Peter Mandelson is the personification of recent British politics. The post-Thatcher era, when many old arguments faded away and presentational flair eclipsed ideology, has been the time of the image consultant, the court politician and the fixer—in other words, of Mandelsonian politics. Many people regard such crafts as grubby and cynical; but they are appropriate to a pragmatic, managerial period in politics, and no less honourable, in their way, than the aptitudes associated with passionate belief. A more telling critique of Mandelsonian methods is that they are often married to a populism in which polls and focus groups squeeze out the slow, deliberative machinery of parliaments and even cabinets. As Peter Kellner argues, in his polemic against populist democracy, new Labour since 1997 has been responsible for a sharp increase in the use of referendums as well as a closer focus on voter sentiment—all part of a wider shift in power away from parliament and civil service towards media and public opinion. It was Mandelson, as Labour's communications director in the 1980s, who taught the party to embrace these new political techniques. Much of this was sensible professionalism. But he also embraced the shift away from elite-led representative democracy. In a speech in 1998, cited in Edward Docx's cover story, he said: "Today people want to be more involved.

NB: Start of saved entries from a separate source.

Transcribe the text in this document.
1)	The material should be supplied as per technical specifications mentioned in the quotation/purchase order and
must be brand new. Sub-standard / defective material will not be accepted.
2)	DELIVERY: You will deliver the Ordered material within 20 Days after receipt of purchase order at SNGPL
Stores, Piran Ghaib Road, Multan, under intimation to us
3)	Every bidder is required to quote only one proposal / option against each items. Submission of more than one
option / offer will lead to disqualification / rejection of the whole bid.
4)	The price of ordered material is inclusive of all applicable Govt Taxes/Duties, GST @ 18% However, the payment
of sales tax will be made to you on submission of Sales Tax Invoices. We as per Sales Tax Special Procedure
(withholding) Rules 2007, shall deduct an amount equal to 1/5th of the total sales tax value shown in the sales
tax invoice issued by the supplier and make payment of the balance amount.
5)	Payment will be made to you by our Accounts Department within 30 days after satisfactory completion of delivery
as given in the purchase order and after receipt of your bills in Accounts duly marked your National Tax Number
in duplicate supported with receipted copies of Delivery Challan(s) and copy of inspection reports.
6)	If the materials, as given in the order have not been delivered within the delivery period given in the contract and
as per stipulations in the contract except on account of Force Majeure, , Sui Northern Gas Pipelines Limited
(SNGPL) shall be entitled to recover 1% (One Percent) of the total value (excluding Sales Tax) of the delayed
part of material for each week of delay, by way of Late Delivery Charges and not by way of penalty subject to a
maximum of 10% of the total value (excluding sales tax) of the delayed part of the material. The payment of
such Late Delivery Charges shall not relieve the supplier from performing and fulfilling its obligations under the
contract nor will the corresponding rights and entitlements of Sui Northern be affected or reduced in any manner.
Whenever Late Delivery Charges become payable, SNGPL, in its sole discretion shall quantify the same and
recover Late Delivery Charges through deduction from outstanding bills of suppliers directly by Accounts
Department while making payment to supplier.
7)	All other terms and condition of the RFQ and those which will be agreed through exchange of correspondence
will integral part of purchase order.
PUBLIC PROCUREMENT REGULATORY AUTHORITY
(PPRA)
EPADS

Representative government is being complemented by more direct forms… from the internet to referendums. This requires a different style of politics and we are trying to respond." Put like that, it is hard to disagree. But it is somehow fitting that Mandelson should rise (again) to the pinnacle of power in Gordon Brown's tottering government just when our politics has been battered by popular outrage and when most responses to it point to even more people power. He is reaping what he helped to sow. And now the issue is almost the reverse of giving people more voice: how to harness the public's fickle interest in the political process without undermining the institutions of representative democracy and the elites who must manage them. Easier said than done, especially after the Telegraph's expenses campaign, which has done more damage to our political elite than the Soviet Union, the IRA and al Qaeda combined.
Docx's gripping, novelistic appraisal of Mandelson concludes that he is a surprisingly old Labour figure. Certainly, if he was merely an image-obsessed political fixer, his rise to power at a time of economic and political troubles would be cause for alarm (even if the economic distress seems to be bottoming out). But Docx shows that he is also a focused and talented administrator with a cool head. Just the man, then, for this peculiar postmodern crisis?